Air quality in Belgian hospitals is inadequate, consumer organisation says
Most Belgian hospitals are not adequately ventilated or do not have a sufficiently efficient ventilation system, according to research by the consumer organisation Testaankoop. The results of the investigation were presented to Belgium's Health minister Frank Vandenbroucke.
Testaankoop sent researchers with portable CO2 measuring devices to 25 major hospitals to monitor their air quality. Measurements were taken in the reception area, three waiting rooms, the cafeteria, corridors, lifts and toilets.

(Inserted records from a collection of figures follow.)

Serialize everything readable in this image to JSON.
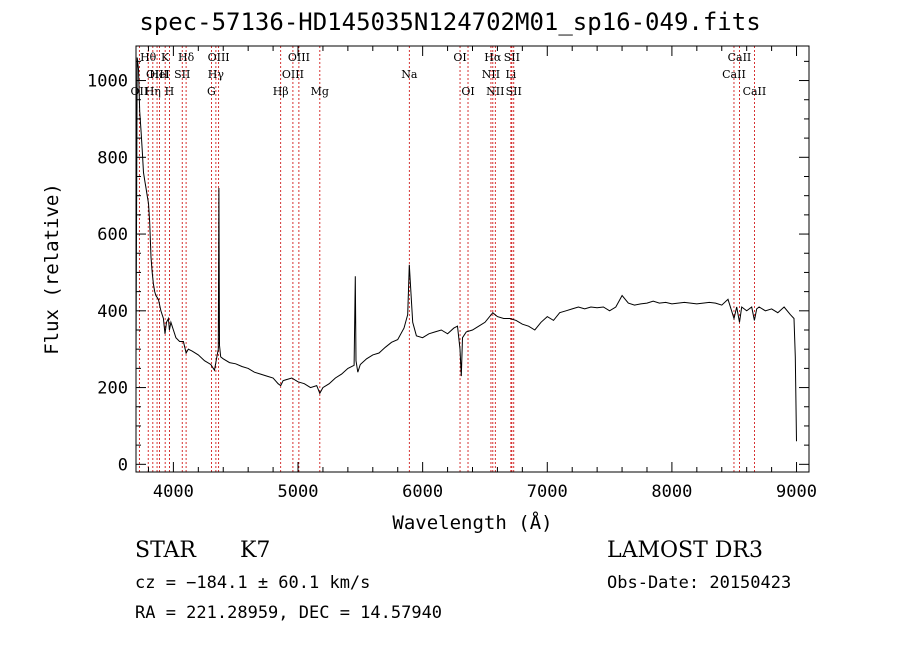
{
  "title": "spec-57136-HD145035N124702M01_sp16-049.fits",
  "footer": {
    "object_class": "STAR",
    "subclass": "K7",
    "survey": "LAMOST DR3",
    "cz": "cz = −184.1 ± 60.1 km/s",
    "obs_date": "Obs-Date: 20150423",
    "coords": "RA = 221.28959, DEC =  14.57940"
  },
  "chart_data": {
    "type": "line",
    "xlabel": "Wavelength (Å)",
    "ylabel": "Flux (relative)",
    "xlim": [
      3700,
      9100
    ],
    "ylim": [
      -20,
      1090
    ],
    "xticks": [
      4000,
      5000,
      6000,
      7000,
      8000,
      9000
    ],
    "yticks": [
      0,
      200,
      400,
      600,
      800,
      1000
    ],
    "line_color": "#000000",
    "marker_color": "#cc0000",
    "series": [
      {
        "points": [
          [
            3700,
            280
          ],
          [
            3710,
            1060
          ],
          [
            3720,
            1030
          ],
          [
            3730,
            920
          ],
          [
            3740,
            870
          ],
          [
            3750,
            820
          ],
          [
            3760,
            760
          ],
          [
            3770,
            740
          ],
          [
            3780,
            720
          ],
          [
            3790,
            700
          ],
          [
            3800,
            680
          ],
          [
            3810,
            630
          ],
          [
            3820,
            540
          ],
          [
            3830,
            500
          ],
          [
            3840,
            470
          ],
          [
            3850,
            450
          ],
          [
            3860,
            440
          ],
          [
            3880,
            430
          ],
          [
            3900,
            400
          ],
          [
            3920,
            380
          ],
          [
            3933,
            340
          ],
          [
            3945,
            370
          ],
          [
            3960,
            380
          ],
          [
            3968,
            350
          ],
          [
            3980,
            370
          ],
          [
            4000,
            350
          ],
          [
            4020,
            330
          ],
          [
            4050,
            320
          ],
          [
            4080,
            320
          ],
          [
            4102,
            290
          ],
          [
            4120,
            300
          ],
          [
            4150,
            295
          ],
          [
            4200,
            285
          ],
          [
            4250,
            270
          ],
          [
            4300,
            260
          ],
          [
            4330,
            245
          ],
          [
            4340,
            265
          ],
          [
            4360,
            300
          ],
          [
            4365,
            720
          ],
          [
            4370,
            310
          ],
          [
            4380,
            280
          ],
          [
            4400,
            275
          ],
          [
            4450,
            265
          ],
          [
            4500,
            262
          ],
          [
            4550,
            255
          ],
          [
            4600,
            250
          ],
          [
            4650,
            240
          ],
          [
            4700,
            235
          ],
          [
            4750,
            230
          ],
          [
            4800,
            225
          ],
          [
            4840,
            210
          ],
          [
            4861,
            205
          ],
          [
            4880,
            218
          ],
          [
            4900,
            220
          ],
          [
            4950,
            225
          ],
          [
            5000,
            215
          ],
          [
            5050,
            210
          ],
          [
            5100,
            200
          ],
          [
            5150,
            205
          ],
          [
            5175,
            185
          ],
          [
            5200,
            200
          ],
          [
            5250,
            210
          ],
          [
            5300,
            225
          ],
          [
            5350,
            235
          ],
          [
            5400,
            250
          ],
          [
            5450,
            258
          ],
          [
            5460,
            490
          ],
          [
            5465,
            270
          ],
          [
            5480,
            240
          ],
          [
            5500,
            260
          ],
          [
            5550,
            275
          ],
          [
            5600,
            285
          ],
          [
            5650,
            290
          ],
          [
            5700,
            305
          ],
          [
            5750,
            318
          ],
          [
            5800,
            325
          ],
          [
            5850,
            355
          ],
          [
            5880,
            390
          ],
          [
            5893,
            520
          ],
          [
            5900,
            480
          ],
          [
            5920,
            370
          ],
          [
            5950,
            335
          ],
          [
            6000,
            330
          ],
          [
            6050,
            340
          ],
          [
            6100,
            345
          ],
          [
            6150,
            350
          ],
          [
            6200,
            340
          ],
          [
            6250,
            355
          ],
          [
            6280,
            360
          ],
          [
            6300,
            300
          ],
          [
            6310,
            230
          ],
          [
            6320,
            330
          ],
          [
            6350,
            345
          ],
          [
            6400,
            350
          ],
          [
            6450,
            360
          ],
          [
            6500,
            370
          ],
          [
            6563,
            395
          ],
          [
            6600,
            385
          ],
          [
            6650,
            380
          ],
          [
            6700,
            380
          ],
          [
            6750,
            375
          ],
          [
            6800,
            365
          ],
          [
            6850,
            360
          ],
          [
            6900,
            350
          ],
          [
            6950,
            370
          ],
          [
            7000,
            385
          ],
          [
            7050,
            375
          ],
          [
            7100,
            395
          ],
          [
            7150,
            400
          ],
          [
            7200,
            405
          ],
          [
            7250,
            410
          ],
          [
            7300,
            405
          ],
          [
            7350,
            410
          ],
          [
            7400,
            408
          ],
          [
            7450,
            410
          ],
          [
            7500,
            400
          ],
          [
            7550,
            410
          ],
          [
            7600,
            440
          ],
          [
            7650,
            420
          ],
          [
            7700,
            415
          ],
          [
            7750,
            418
          ],
          [
            7800,
            420
          ],
          [
            7850,
            425
          ],
          [
            7900,
            420
          ],
          [
            7950,
            422
          ],
          [
            8000,
            418
          ],
          [
            8050,
            420
          ],
          [
            8100,
            422
          ],
          [
            8150,
            420
          ],
          [
            8200,
            418
          ],
          [
            8250,
            420
          ],
          [
            8300,
            422
          ],
          [
            8350,
            420
          ],
          [
            8400,
            415
          ],
          [
            8450,
            430
          ],
          [
            8498,
            380
          ],
          [
            8520,
            410
          ],
          [
            8542,
            370
          ],
          [
            8560,
            410
          ],
          [
            8600,
            400
          ],
          [
            8640,
            410
          ],
          [
            8662,
            375
          ],
          [
            8680,
            405
          ],
          [
            8700,
            410
          ],
          [
            8750,
            400
          ],
          [
            8800,
            405
          ],
          [
            8850,
            395
          ],
          [
            8900,
            410
          ],
          [
            8950,
            390
          ],
          [
            8980,
            380
          ],
          [
            8990,
            280
          ],
          [
            9000,
            60
          ]
        ]
      }
    ],
    "line_markers": [
      {
        "label": "OII",
        "wl": 3727,
        "row": 3
      },
      {
        "label": "Hθ",
        "wl": 3798,
        "row": 1
      },
      {
        "label": "OIII",
        "wl": 3869,
        "row": 2
      },
      {
        "label": "Hη",
        "wl": 3835,
        "row": 3
      },
      {
        "label": "K",
        "wl": 3934,
        "row": 1
      },
      {
        "label": "HeI",
        "wl": 3889,
        "row": 2
      },
      {
        "label": "H",
        "wl": 3968,
        "row": 3
      },
      {
        "label": "SII",
        "wl": 4071,
        "row": 2
      },
      {
        "label": "Hδ",
        "wl": 4102,
        "row": 1
      },
      {
        "label": "OIII",
        "wl": 4363,
        "row": 1
      },
      {
        "label": "Hγ",
        "wl": 4341,
        "row": 2
      },
      {
        "label": "G",
        "wl": 4305,
        "row": 3
      },
      {
        "label": "Hβ",
        "wl": 4861,
        "row": 3
      },
      {
        "label": "OIII",
        "wl": 5007,
        "row": 1
      },
      {
        "label": "OIII",
        "wl": 4959,
        "row": 2
      },
      {
        "label": "Mg",
        "wl": 5175,
        "row": 3
      },
      {
        "label": "Na",
        "wl": 5893,
        "row": 2
      },
      {
        "label": "OI",
        "wl": 6300,
        "row": 1
      },
      {
        "label": "OI",
        "wl": 6364,
        "row": 3
      },
      {
        "label": "Hα",
        "wl": 6563,
        "row": 1
      },
      {
        "label": "NII",
        "wl": 6548,
        "row": 2
      },
      {
        "label": "NII",
        "wl": 6583,
        "row": 3
      },
      {
        "label": "SII",
        "wl": 6716,
        "row": 1
      },
      {
        "label": "Li",
        "wl": 6708,
        "row": 2
      },
      {
        "label": "SII",
        "wl": 6731,
        "row": 3
      },
      {
        "label": "CaII",
        "wl": 8542,
        "row": 1
      },
      {
        "label": "CaII",
        "wl": 8498,
        "row": 2
      },
      {
        "label": "CaII",
        "wl": 8662,
        "row": 3
      }
    ]
  }
}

Only three of the 25 hospitals had CO2 levels below the 800 parts per million (ppm) limit recommended by the Belgian Superior Health Council. Seven hospitals had levels above 800 ppm, often as high as 1,000 ppm, in at least half of the rooms tested.
"We go to hospital to be treated, not to get sick"
A high CO2 concentration indicates that the air is insufficiently refreshed and is dangerous for patients' health. "We go to hospital to be treated, not to get sick," said Laura Clays, spokesperson for Testaankoop. "Healthcare institutions and our governments need to pay special attention to indoor air quality."
Testaankoop is calling on Vandenbroucke to take action. The government passed a law in 2022 to improve indoor air quality in enclosed places open to the public, such as hospitals, setting reference values and introducing a certification system. "Unfortunately, it seems that no executive decision has yet been taken," says the consumer organisation.